Thanks for that.
I was ready to respond with the .htaccess information but saw your back-and-forth with PP and **HAD** to comment.
In explanation for the serendipity comment, the server must be using index.php somewhere in its DirectoryIndex statement (in httpd.conf). The simple fact that you chose that meant that Apache would serve the (null?) index.php file rather than the (Options +Indexes) directory listing. Serendipity can be a useful tool but, if you actually know what you're doing, you don't need it (Luck - "The Good Lord protects babies, drunks and fools" - and it's best not the be the latter and I'm far too old to be in the first category ).
Actually, I will tend to use (without comments or going into mod_rewrite code):
# .htaccess in DocumentRoot
# Set Apache Options
Options -Indexes -MultiViews
# Set Directory Indexes
DirectoryIndex index.php index.html home.php other_as_required
# Set ErrorDocument for this domain
ErrorDocument 404 /sitemap.php
# OPTIONAL code to prohibit viewing .htaccess file
deny from all
- The .htaccess file is a server file peculiar to Apache in which you can put limited directives aimed at Apache. The only "trick" is to know that (ab)use of .htaccess should be very limited and is only useful to webmasters with no access to the server/virtual host conf files.
- Options -Indexes tells Apache it's prohibited from providing directory listings.
- Options -MultiViews tells Apache NOT to serve files in directory positions in the URI, i.e., NOT to serve http://example.com/index.php/yadda-yadda/whoop-de-do's index.php file and allow it to parse the remaining parts of the path/file in the URI. To make matters worse, +MultiViews will also attempt to serve any extension with the same filename as a directory name in the path - and this trips-up newbie webmasters!
- DirectoryIndex sets the order Apache will search for a default file to serve when no filename is present in the URI. While generally set in the httpd.conf (the server's configuration file), a webmaster can change the default name very easily.

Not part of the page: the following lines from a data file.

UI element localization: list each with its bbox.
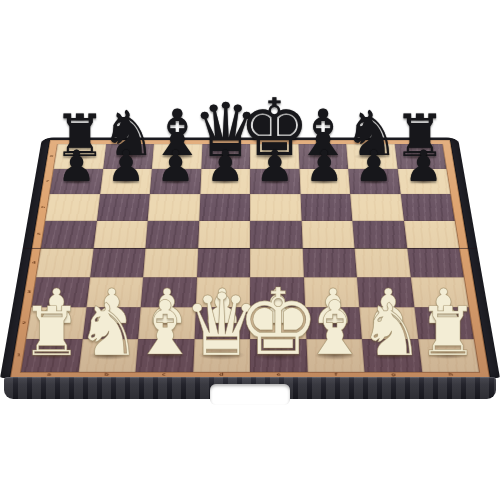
square-c1 — [135, 339, 194, 372]
square-b1 — [78, 339, 138, 372]
square-g4 — [355, 248, 411, 277]
square-a6 — [45, 194, 99, 221]
square-c8 — [152, 144, 202, 168]
square-c7 — [150, 169, 201, 194]
case-clasp-notch — [210, 384, 290, 405]
square-f7 — [299, 169, 350, 194]
board-squares — [21, 144, 479, 372]
square-c3 — [141, 277, 197, 307]
square-c2 — [138, 307, 195, 339]
square-h2 — [414, 307, 474, 339]
square-a3 — [31, 277, 89, 307]
square-f4 — [302, 248, 357, 277]
chess-board: abcdefgh 12345678 — [10, 140, 490, 378]
square-h3 — [410, 277, 468, 307]
square-d7 — [200, 169, 250, 194]
square-b6 — [97, 194, 150, 221]
square-h5 — [403, 221, 459, 249]
square-b3 — [86, 277, 143, 307]
square-g2 — [359, 307, 417, 339]
square-b4 — [90, 248, 146, 277]
square-g3 — [357, 277, 414, 307]
square-e7 — [250, 169, 300, 194]
square-b8 — [103, 144, 154, 168]
square-e6 — [250, 194, 301, 221]
square-d2 — [194, 307, 250, 339]
square-c6 — [148, 194, 200, 221]
square-a2 — [26, 307, 86, 339]
square-f8 — [298, 144, 348, 168]
square-a5 — [41, 221, 97, 249]
square-d1 — [193, 339, 250, 372]
square-e4 — [250, 248, 303, 277]
square-g8 — [346, 144, 397, 168]
square-h1 — [418, 339, 479, 372]
chess-set-photo: abcdefgh 12345678 ♜♞♝♛♚♝♞♜♟♟♟♟♟♟♟♟♟♟♟♟♟♟… — [0, 0, 500, 500]
square-h8 — [394, 144, 446, 168]
folding-chess-case: abcdefgh 12345678 — [0, 138, 500, 378]
square-a8 — [54, 144, 106, 168]
square-g1 — [362, 339, 422, 372]
square-f3 — [303, 277, 359, 307]
square-g5 — [352, 221, 407, 249]
square-d8 — [201, 144, 250, 168]
square-h6 — [400, 194, 454, 221]
square-h4 — [407, 248, 464, 277]
square-d4 — [197, 248, 250, 277]
square-b5 — [93, 221, 148, 249]
square-d5 — [198, 221, 250, 249]
square-g7 — [348, 169, 400, 194]
square-c4 — [143, 248, 198, 277]
square-h7 — [397, 169, 450, 194]
square-f5 — [301, 221, 354, 249]
square-g6 — [350, 194, 403, 221]
square-d3 — [195, 277, 250, 307]
square-a4 — [36, 248, 93, 277]
square-b7 — [100, 169, 152, 194]
square-e2 — [250, 307, 306, 339]
square-e1 — [250, 339, 307, 372]
square-b2 — [82, 307, 140, 339]
fold-hinge-seam — [23, 248, 478, 249]
square-f6 — [300, 194, 352, 221]
square-a1 — [21, 339, 82, 372]
square-f1 — [306, 339, 365, 372]
square-e8 — [250, 144, 299, 168]
square-d6 — [199, 194, 250, 221]
square-e5 — [250, 221, 302, 249]
square-e3 — [250, 277, 305, 307]
square-c5 — [145, 221, 198, 249]
square-a7 — [50, 169, 103, 194]
square-f2 — [305, 307, 362, 339]
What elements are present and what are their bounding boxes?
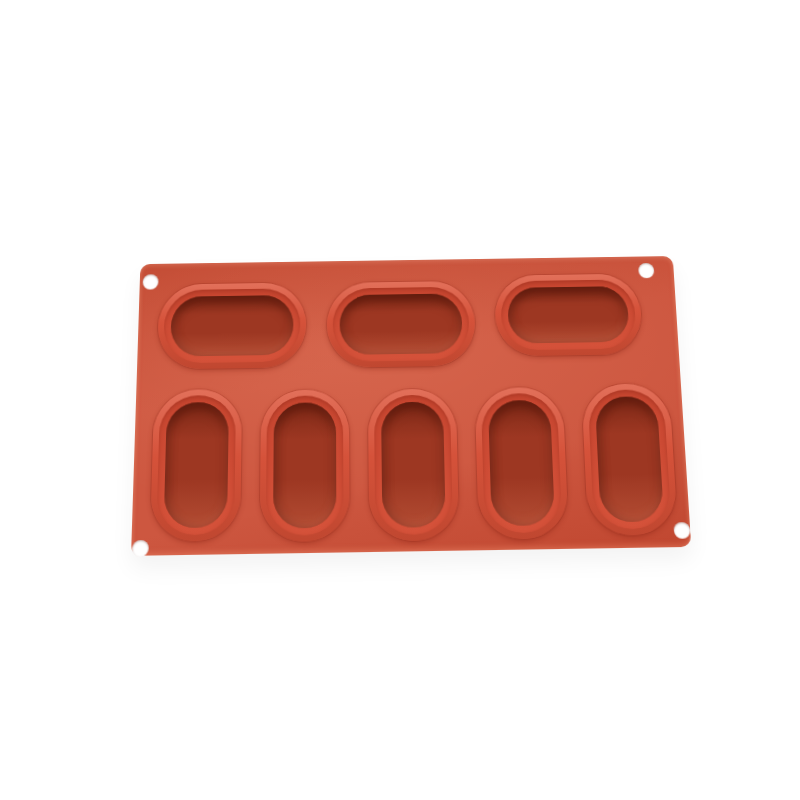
cavity-hollow xyxy=(340,293,463,355)
mold-cavity-top-2 xyxy=(327,281,476,368)
hanging-hole-top-right xyxy=(638,263,655,278)
mold-cavity-bottom-3 xyxy=(368,388,459,541)
cavity-hollow xyxy=(170,295,293,357)
mold-cavity-top-3 xyxy=(494,274,643,357)
mold-cavity-bottom-5 xyxy=(581,383,678,536)
hanging-hole-top-left xyxy=(143,274,159,289)
cavity-hollow xyxy=(164,402,229,528)
mold-cavity-bottom-1 xyxy=(150,389,242,542)
cavity-hollow xyxy=(381,401,446,527)
cavity-hollow xyxy=(507,286,630,344)
cavity-hollow xyxy=(273,402,336,528)
silicone-mold xyxy=(131,256,691,556)
hanging-hole-bottom-left xyxy=(132,540,149,557)
photo-backdrop xyxy=(0,0,800,800)
mold-cavity-bottom-4 xyxy=(475,387,569,540)
hanging-hole-bottom-right xyxy=(673,522,690,539)
mold-cavity-top-1 xyxy=(157,282,306,369)
cavity-hollow xyxy=(595,396,664,522)
mold-cavity-bottom-2 xyxy=(260,389,350,542)
cavity-hollow xyxy=(488,400,555,526)
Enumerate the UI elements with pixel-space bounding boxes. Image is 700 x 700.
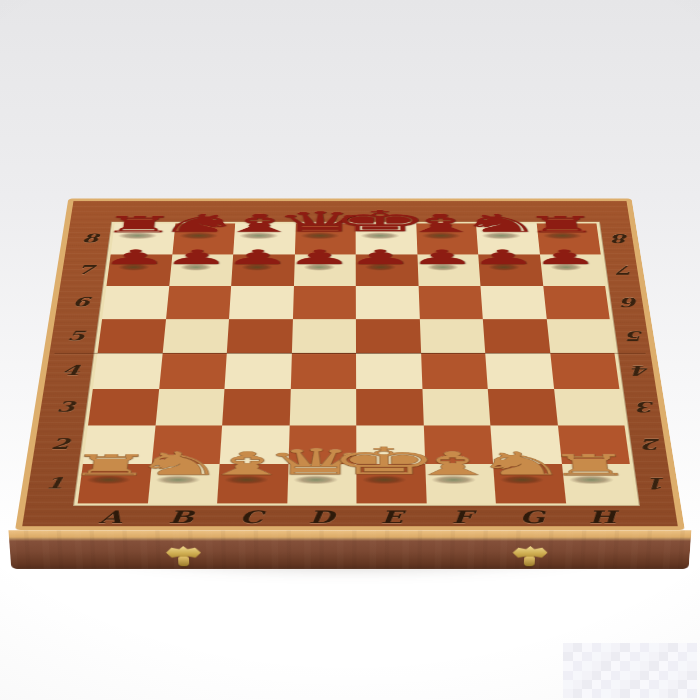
watermark-pixel [611,652,621,661]
square-d6 [292,286,355,319]
square-f2 [423,425,493,463]
file-label-a: A [94,508,129,525]
watermark-pixel [563,643,573,652]
watermark-pixel [601,689,611,698]
brass-clasp-left [166,546,201,559]
square-g1 [493,464,566,504]
square-b4 [159,353,227,388]
watermark-pixel [659,661,669,670]
square-a4 [93,353,162,388]
square-e6 [356,286,420,319]
square-a5 [98,319,166,353]
rank-label-right-6: 6 [615,296,646,309]
watermark-pixel [601,680,611,689]
rank-label-right-4: 4 [625,364,657,378]
square-h1 [561,464,635,504]
file-label-e: E [375,508,408,525]
watermark-pixel [620,661,630,670]
watermark-pixel [563,652,573,661]
square-c4 [224,353,291,388]
square-b6 [166,286,232,319]
square-c1 [217,464,288,504]
square-g5 [483,319,550,353]
watermark-pixel [592,643,602,652]
watermark-pixel [592,671,602,680]
square-e3 [356,389,423,426]
watermark-pixel [649,661,659,670]
watermark-pixel [687,689,697,698]
watermark-pixel [668,652,678,661]
file-label-f: F [445,508,479,525]
red-pawn-h7: ♟ [512,247,619,267]
watermark-pixel [630,671,640,680]
square-b1 [147,464,219,504]
square-a1 [78,464,152,504]
clasp-hook [524,557,535,567]
watermark-pixel [659,652,669,661]
watermark-pixel [573,671,583,680]
chess-set-photo: 8765432187654321ABCDEFGH ♜♞♝♛♚♝♞♜♟♟♟♟♟♟♟… [0,0,700,700]
square-h4 [550,353,620,388]
square-d3 [289,389,356,426]
square-g2 [490,425,561,463]
square-h2 [557,425,629,463]
watermark-pixel [649,643,659,652]
watermark-pixel [601,652,611,661]
watermark-pixel [563,661,573,670]
watermark-pixel [640,680,650,689]
watermark-pixel [573,643,583,652]
watermark-pixel [668,689,678,698]
square-a2 [83,425,155,463]
watermark-pixel [630,652,640,661]
rank-label-left-4: 4 [55,364,87,378]
watermark-pixel [668,661,678,670]
watermark-pixel [582,689,592,698]
rank-label-right-3: 3 [630,400,663,414]
file-label-d: D [305,508,338,525]
square-h6 [543,286,610,319]
square-d4 [290,353,356,388]
watermark-pixel [668,671,678,680]
rank-label-left-2: 2 [43,437,77,452]
watermark-pixel [678,689,688,698]
square-a3 [88,389,159,426]
square-f6 [418,286,483,319]
square-d2 [288,425,356,463]
watermark-pixel [582,652,592,661]
watermark-pixel [592,652,602,661]
square-g6 [480,286,546,319]
watermark-pixel [592,661,602,670]
watermark-pixel [563,671,573,680]
square-g4 [485,353,553,388]
watermark-pixel [630,661,640,670]
watermark-pixel [687,671,697,680]
watermark-pixel [649,680,659,689]
watermark-pixel [582,661,592,670]
clasp-hook [178,557,189,567]
rank-label-left-3: 3 [49,400,82,414]
square-e5 [356,319,421,353]
watermark-pixel [668,680,678,689]
red-rook-h8: ♜ [508,213,613,235]
rank-label-right-1: 1 [641,475,675,490]
watermark-pixel [582,643,592,652]
square-d1 [287,464,357,504]
square-e1 [356,464,426,504]
watermark-pixel [640,689,650,698]
watermark-pixel [620,652,630,661]
watermark-pixel [640,661,650,670]
watermark-pixel [678,671,688,680]
watermark-pixel [601,643,611,652]
rank-label-left-5: 5 [60,329,92,342]
square-c6 [229,286,293,319]
square-h5 [546,319,614,353]
square-g3 [488,389,558,426]
watermark-pixel [649,671,659,680]
watermark-pixel [649,689,659,698]
square-a6 [102,286,169,319]
watermark-pixel [620,680,630,689]
square-c3 [222,389,290,426]
watermark-pixel [659,680,669,689]
front-grain-overlay [8,530,691,569]
square-f4 [421,353,488,388]
watermark-pixel [611,689,621,698]
rank-label-left-1: 1 [37,475,71,490]
brass-clasp-right [512,546,547,559]
file-label-g: G [515,508,549,525]
watermark-pixel [611,643,621,652]
watermark-pixel [649,652,659,661]
watermark-pixel [687,680,697,689]
watermark-pixel [678,643,688,652]
watermark-pixel [573,661,583,670]
watermark-pixel [601,661,611,670]
chess-board: 8765432187654321ABCDEFGH ♜♞♝♛♚♝♞♜♟♟♟♟♟♟♟… [15,199,685,531]
rank-label-left-6: 6 [65,296,96,309]
square-b2 [151,425,222,463]
watermark-pixel [573,680,583,689]
file-label-c: C [234,508,267,525]
watermark-pixel [620,671,630,680]
watermark-pixel [563,689,573,698]
perspective-scene: 8765432187654321ABCDEFGH ♜♞♝♛♚♝♞♜♟♟♟♟♟♟♟… [0,0,700,700]
watermark-pixel [611,680,621,689]
square-d5 [291,319,356,353]
watermark-pixel [630,680,640,689]
fold-seam [54,353,645,354]
watermark-pixel [640,671,650,680]
watermark-pixel [630,643,640,652]
watermark-pixel [640,652,650,661]
watermark-pixel [611,671,621,680]
watermark-pixel [668,643,678,652]
rank-label-right-2: 2 [635,437,669,452]
watermark-pixel [659,689,669,698]
square-c5 [227,319,293,353]
square-e4 [356,353,422,388]
square-b5 [162,319,229,353]
watermark-pixel [678,680,688,689]
watermark-pixel [687,661,697,670]
watermark-pixel [573,689,583,698]
watermark-pixel [620,689,630,698]
watermark-pixel [563,680,573,689]
watermark-pixel [678,652,688,661]
watermark-pixel [611,661,621,670]
watermark-pixel [687,643,697,652]
watermark-pixel [582,680,592,689]
watermark-mosaic [563,643,697,698]
file-label-h: H [585,508,620,525]
watermark-pixel [659,643,669,652]
square-e2 [356,425,424,463]
watermark-pixel [601,671,611,680]
square-c2 [220,425,290,463]
watermark-pixel [620,643,630,652]
square-h3 [554,389,625,426]
watermark-pixel [573,652,583,661]
watermark-pixel [640,643,650,652]
watermark-pixel [678,661,688,670]
square-f3 [422,389,490,426]
watermark-pixel [592,689,602,698]
watermark-pixel [659,671,669,680]
square-f5 [419,319,485,353]
file-label-b: B [164,508,198,525]
watermark-pixel [630,689,640,698]
watermark-pixel [582,671,592,680]
square-f1 [425,464,496,504]
rank-label-right-5: 5 [620,329,652,342]
watermark-pixel [592,680,602,689]
watermark-pixel [687,652,697,661]
board-front-edge [8,530,691,569]
square-b3 [155,389,224,426]
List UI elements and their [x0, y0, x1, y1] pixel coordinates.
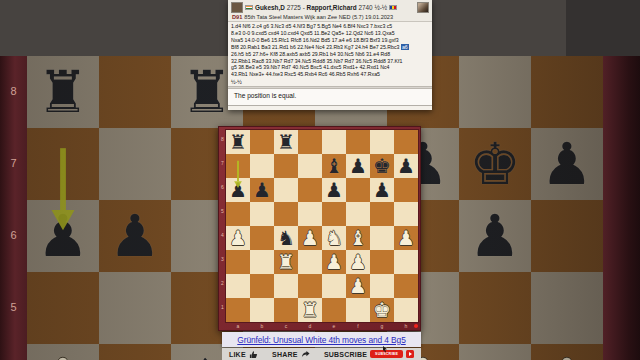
- square-f7[interactable]: ♟: [346, 154, 370, 178]
- subscribe-button[interactable]: SUBSCRIBE: [370, 350, 403, 358]
- square-h8[interactable]: [394, 130, 418, 154]
- black-player-photo: [417, 2, 429, 13]
- black-rook-a8: ♜: [37, 63, 89, 121]
- white-pawn-e3[interactable]: ♟: [325, 252, 343, 272]
- square-e6[interactable]: ♟: [322, 178, 346, 202]
- like-button[interactable]: LIKE: [229, 351, 246, 358]
- square-b7[interactable]: [250, 154, 274, 178]
- black-rook-c8[interactable]: ♜: [277, 132, 295, 152]
- file-label: b: [250, 323, 274, 329]
- white-pawn-a4[interactable]: ♟: [229, 228, 247, 248]
- game-result: ½-½: [228, 79, 432, 86]
- event-line: D9185th Tata Steel Masters Wijk aan Zee …: [231, 13, 429, 21]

This is useful when developing/modifying a website as you can serve a "coming soon" or "update in progress" page simply by changing the order and testing using a direct link to the website's intended (future) DirectoryIndex.
- Apache will serve a default error document script unless you specify one you have built for your website. I've used the Home page (index.php), error.php but I've shown sitemap.php above as a good alternative (it helps visitors find what they're looking for).
- This <Files> wrapper has specified that noone is allowed to see, read, download or even know that an .htaccess file even exists (deny access to all).
When I get lazy, I'll only use the DirectoryIndex and ErrorDocument but the others should be considered the best candidates for inclusion ... with the caveat that you don't need the comments I inserted so they should be removed for efficiency.
I hope that explanation helped everyone.